Identifying Cooperation for Innovation―a Comparison of Data Sources
Industry and Innovation,
The value of social network analysis is critically dependent on the comprehensive and reliable identification of actors and their relationships. We compare regional knowledge networks based on different types of data sources, namely, co-patents, co-publications, and publicly subsidized collaborative R&D projects. Moreover, by combining these three data sources, we construct a multilayer network that provides a comprehensive picture of intraregional interactions. By comparing the networks based on the data sources, we address the problems of coverage and selection bias. We observe that using only one data source leads to a severe underestimation of regional knowledge interactions, especially those of private sector firms and independent researchers.
What Drives Innovation Output from Subsidized R&D Cooperation? — Project-level Evidence from Germany
Using a large dataset of 406 subsidized R&D cooperation projects, we provide detailed insights into the relationship between project characteristics and innovation output. Patent applications and publications are used as measures for the innovation output of an R&D project. We find that large-firm involvement is strongly positively related with the number of patent applications, but not with the number of publications. Conversely, university involvement has positive effects on projects’ innovation output in terms of the number of publications but not in terms of patent applications. In general, projects’ funding as measure of projects’ size is an important predictor of the innovation output of R&D cooperation projects. No significant effects are found for the number of partners as (an alternative) measure of projects’ size, for spatial proximity between cooperation partners, for the involvement of a public institute for applied research, and for prior cooperation experiences. We derive conclusions for the design of R&D cooperation support schemes.

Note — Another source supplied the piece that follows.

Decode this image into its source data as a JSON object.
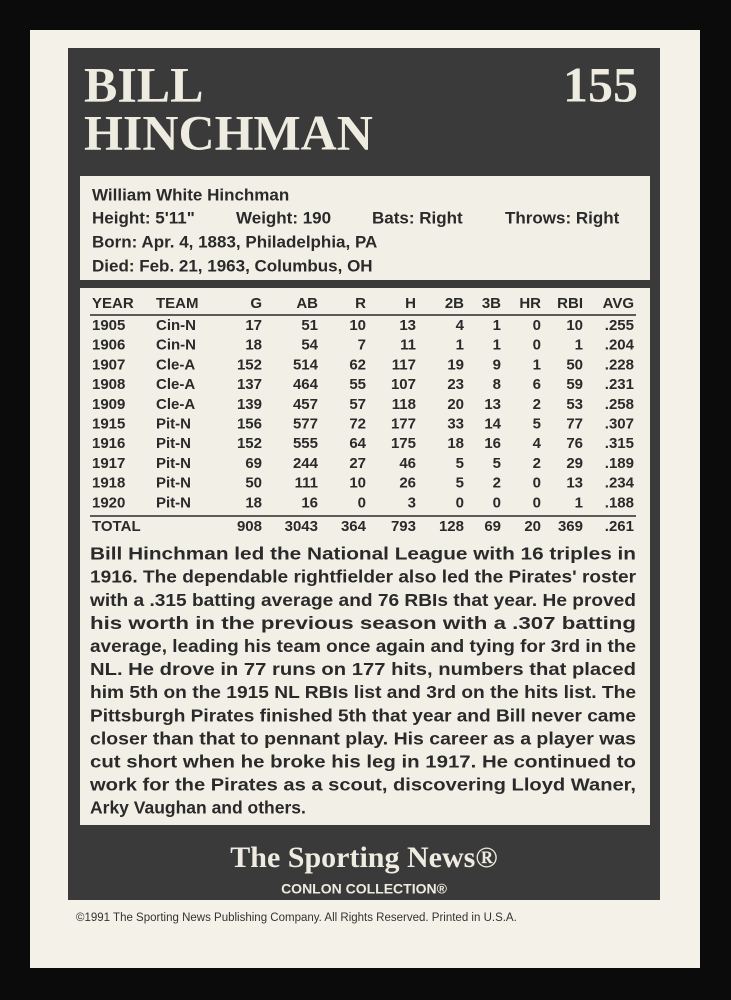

Determinants of the Efficiency of Regional Innovation Systems
Determinants of the efficiency of regional innovation systems, Regional Studies. This paper analyses differences in the efficiency of regional innovation systems. Alternative measures for the efficiency of regional innovation systems based on the concept of a knowledge production function are discussed. The empirical findings suggest that spillovers from within the private sector as well as from universities and other public research institutions have a positive effect on the efficiency of private sector research and development. It is particularly the intensity of interactions between private and public sector research and development that increases the efficiency. It is found that regions dominated by large establishments tend to be less efficient than regions with a lower average establishment size.

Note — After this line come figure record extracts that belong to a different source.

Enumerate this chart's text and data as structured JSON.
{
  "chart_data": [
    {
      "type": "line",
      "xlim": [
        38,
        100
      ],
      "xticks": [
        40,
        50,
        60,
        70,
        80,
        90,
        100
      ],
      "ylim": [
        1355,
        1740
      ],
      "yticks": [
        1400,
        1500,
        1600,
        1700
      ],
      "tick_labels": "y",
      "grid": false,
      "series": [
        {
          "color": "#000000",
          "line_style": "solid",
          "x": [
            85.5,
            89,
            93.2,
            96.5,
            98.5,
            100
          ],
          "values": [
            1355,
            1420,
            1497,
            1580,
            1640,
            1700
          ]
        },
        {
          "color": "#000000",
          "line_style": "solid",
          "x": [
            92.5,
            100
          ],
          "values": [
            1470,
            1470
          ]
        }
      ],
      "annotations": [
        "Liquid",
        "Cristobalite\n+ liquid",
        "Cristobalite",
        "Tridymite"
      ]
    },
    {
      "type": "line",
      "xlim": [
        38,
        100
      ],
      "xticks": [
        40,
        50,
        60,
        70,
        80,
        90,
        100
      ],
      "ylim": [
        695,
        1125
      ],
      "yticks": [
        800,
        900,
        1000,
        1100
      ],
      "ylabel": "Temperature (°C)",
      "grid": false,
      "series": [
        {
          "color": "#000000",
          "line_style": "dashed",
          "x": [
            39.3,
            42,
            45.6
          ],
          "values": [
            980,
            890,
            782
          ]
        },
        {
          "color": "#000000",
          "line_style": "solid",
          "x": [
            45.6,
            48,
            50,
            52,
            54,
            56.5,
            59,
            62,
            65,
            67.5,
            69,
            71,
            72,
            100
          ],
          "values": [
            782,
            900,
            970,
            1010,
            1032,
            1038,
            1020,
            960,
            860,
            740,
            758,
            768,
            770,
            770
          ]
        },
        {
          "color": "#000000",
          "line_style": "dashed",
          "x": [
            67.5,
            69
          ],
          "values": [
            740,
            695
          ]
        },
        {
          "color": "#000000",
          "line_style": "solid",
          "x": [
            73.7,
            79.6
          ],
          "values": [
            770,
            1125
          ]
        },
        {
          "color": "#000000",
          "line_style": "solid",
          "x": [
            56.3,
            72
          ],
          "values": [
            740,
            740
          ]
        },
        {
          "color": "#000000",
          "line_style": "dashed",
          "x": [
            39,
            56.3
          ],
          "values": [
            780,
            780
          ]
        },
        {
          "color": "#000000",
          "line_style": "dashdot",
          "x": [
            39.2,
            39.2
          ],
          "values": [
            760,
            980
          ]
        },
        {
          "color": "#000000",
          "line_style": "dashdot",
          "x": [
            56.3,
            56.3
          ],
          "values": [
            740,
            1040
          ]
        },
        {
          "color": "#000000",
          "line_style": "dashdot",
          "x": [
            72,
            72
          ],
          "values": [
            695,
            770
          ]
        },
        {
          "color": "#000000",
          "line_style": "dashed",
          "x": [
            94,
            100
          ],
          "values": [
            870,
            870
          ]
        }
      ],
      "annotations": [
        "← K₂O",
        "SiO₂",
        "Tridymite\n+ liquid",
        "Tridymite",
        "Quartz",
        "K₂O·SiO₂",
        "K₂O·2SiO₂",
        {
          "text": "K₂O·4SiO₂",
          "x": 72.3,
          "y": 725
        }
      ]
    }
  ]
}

How Does Industry Specialization Affect the Efficiency of Regional Innovation Systems?
The Annals of Regional Science,
This study analyzes the relationship between the specialization of a region in certain industries and the efficiency of the region in generating new knowledge. The efficiency measure is constructed by relating regional R&D input and output. An inversely u-shaped relationship is found between regional specialization and R&D efficiency, indicating the presence of externalities of both Marshall and Jacobs’ type. Further factors influencing efficiency are externalities resulting from high R&D intensity of the local private sector as well as knowledge from local public research institutions. The impact of both the specialization and the additional factors is, however, different for regions at different efficiency levels.

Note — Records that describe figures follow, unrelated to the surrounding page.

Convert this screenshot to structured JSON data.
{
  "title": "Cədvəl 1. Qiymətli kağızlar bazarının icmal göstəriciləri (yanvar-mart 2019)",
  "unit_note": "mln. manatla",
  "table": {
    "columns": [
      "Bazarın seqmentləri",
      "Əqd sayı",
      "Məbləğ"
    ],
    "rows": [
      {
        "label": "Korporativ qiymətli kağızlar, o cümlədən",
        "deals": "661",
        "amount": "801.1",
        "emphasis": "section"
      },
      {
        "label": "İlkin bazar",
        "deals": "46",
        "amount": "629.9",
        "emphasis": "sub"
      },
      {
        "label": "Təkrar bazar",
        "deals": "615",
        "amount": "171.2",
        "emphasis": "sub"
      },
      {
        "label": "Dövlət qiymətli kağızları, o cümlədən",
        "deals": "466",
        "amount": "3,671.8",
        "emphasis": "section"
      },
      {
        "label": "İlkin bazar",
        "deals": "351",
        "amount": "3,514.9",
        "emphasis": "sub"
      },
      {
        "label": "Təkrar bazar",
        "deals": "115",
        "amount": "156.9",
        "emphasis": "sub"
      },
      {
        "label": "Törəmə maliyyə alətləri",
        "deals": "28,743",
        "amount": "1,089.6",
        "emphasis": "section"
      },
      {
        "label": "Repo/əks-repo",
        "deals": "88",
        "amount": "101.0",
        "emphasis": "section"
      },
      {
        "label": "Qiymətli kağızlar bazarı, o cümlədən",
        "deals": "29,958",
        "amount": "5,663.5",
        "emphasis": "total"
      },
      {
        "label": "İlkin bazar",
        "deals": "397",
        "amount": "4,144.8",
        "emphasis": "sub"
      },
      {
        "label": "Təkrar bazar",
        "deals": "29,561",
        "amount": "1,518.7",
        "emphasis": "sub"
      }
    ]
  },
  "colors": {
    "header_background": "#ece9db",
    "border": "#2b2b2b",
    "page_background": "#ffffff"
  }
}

Universities and Innovation in Space
Industry and Innovation,
We investigate the role of universities as a knowledge source for regional innovation processes. The contribution of universities is tested on the level of German NUTS‐3 regions (Kreise) by using a variety of indicators. We find that the intensity and quality of the research conducted by the universities have a significant effect on regional innovative output while pure size is unimportant. Therefore, a policy that wants to promote regional innovation processes by building up universities should place substantial emphasis on the intensity and quality of the research conducted there. We also find the effects of universities to be concentrated in space. Obviously, the geographical proximity to particular knowledge sources is important for regional innovative activities.